I live in Denver and I have previously toured the Olympic Training Center in Colorado Springs, I remember the amount of gadgets and devices monitor and track the progression of athlete in training. Can you explain the type of fitness technologies that your athlete uses now and how big a role they play in your daily workout preparation?
A. For daily training activities we mostly use video feedback, both in the weightroom and the practicing setting. In strength and conditioning, we always try to measure our athlete’s readiness, so we measure power outputs with tendo units and force plates; This gives us feedback on how intensely we can train each athlete on a given day. At pre-determined times of the year, the sports dietitian tests athletes blood lactate levels during “live” practices to evaluate the physiological demands that they face in competition. We even had some wrestlers’ tested their blood lactate immediately after actual matches. We are now developing an app for athlete phones to monitor the nutritional, psychological, training and recovery status. This is a short list; We also have many other modes of technology.
K. It seems as if Olympians have used technology in their training programs long before the recent consumer craze, would you say that many of today’s fitness gadgets are a result of what has been tested and proven in the Olympic arena?
A. Not that I know that when training world class athlete for Olympic competition, we simply do not have the time to test technology that have not been tested and proven in the field. We will get some emerging technology from companies such as Nike and Samsung, but they are sure when they hit our desk, they are proven effective.
Q. Do you believe emerging applications and gadgets for fitness and health will improve the health outcomes of our nation and help citizens to be more informed and active participants in their personal health?

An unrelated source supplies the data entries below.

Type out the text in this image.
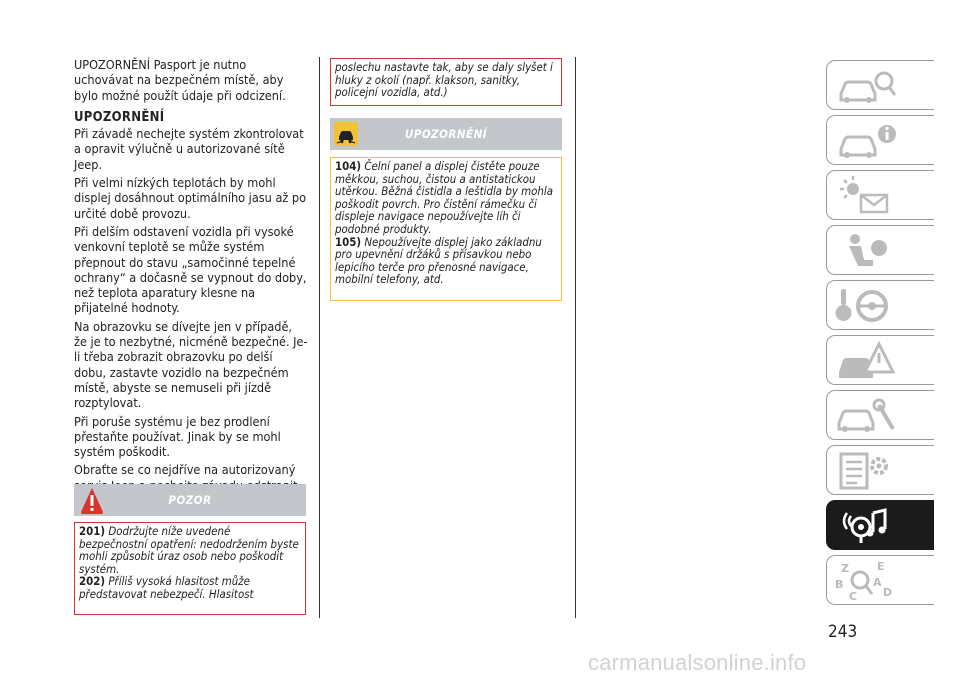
UPOZORNĚNÍ Pasport je nutno uchovávat na bezpečném místě, aby bylo možné použít údaje při odcizení.

UPOZORNĚNÍ

Při závadě nechejte systém zkontrolovat a opravit výlučně u autorizované sítě Jeep.

Při velmi nízkých teplotách by mohl displej dosáhnout optimálního jasu až po určité době provozu.

Při delším odstavení vozidla při vysoké venkovní teplotě se může systém přepnout do stavu „samočinné tepelné ochrany“ a dočasně se vypnout do doby, než teplota aparatury klesne na přijatelné hodnoty.

Na obrazovku se dívejte jen v případě, že je to nezbytné, nicméně bezpečné. Je-li třeba zobrazit obrazovku po delší dobu, zastavte vozidlo na bezpečném místě, abyste se nemuseli při jízdě rozptylovat.

Při poruše systému je bez prodlení přestaňte používat. Jinak by se mohl systém poškodit.

Obraťte se co nejdříve na autorizovaný

POZOR

201) Dodržujte níže uvedené bezpečnostní opatření: nedodržením byste mohli způsobit úraz osob nebo poškodit systém.

202) Příliš vysoká hlasitost může představovat nebezpečí. Hlasitost

poslechu nastavte tak, aby se daly slyšet i hluky z okolí (např. klakson, sanitky, policejní vozidla, atd.)

UPOZORNĚNÍ

104) Čelní panel a displej čistěte pouze měkkou, suchou, čistou a antistatickou utěrkou. Běžná čistidla a leštidla by mohla poškodit povrch. Pro čistění rámečku či displeje navigace nepoužívejte líh či podobné produkty.

105) Nepoužívejte displej jako základnu pro upevnění držáků s přísavkou nebo lepicího terče pro přenosné navigace, mobilní telefony, atd.

Z	E
B	A
C D
243
carmanualsonline.info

A. I hope so; Mainly depends on the person and their goals. If the consumer is serious about getting a mold, I suggest they do their research and ensure that they are purchasing equipment from reputable companies that are proven in the market.
K. One last question, any essential tips for those who want to take a personal strength and conditioning training?
A. I would start with your local 24 hour fitness and getting some personal training sessions. There is nothing better than an experienced trainer to provide feedback and steps for improvement. It is not suggested to surf the internet for training tips or advice because there is no professional feedback and the information you receive may not be credible or suitable for your personal purposes.
I also believe in video feedback for athletes, as with a current world champion boxer that I train when the fight is over the first thing we do in our flat home is review video on our smartphone and prepare for the next fight.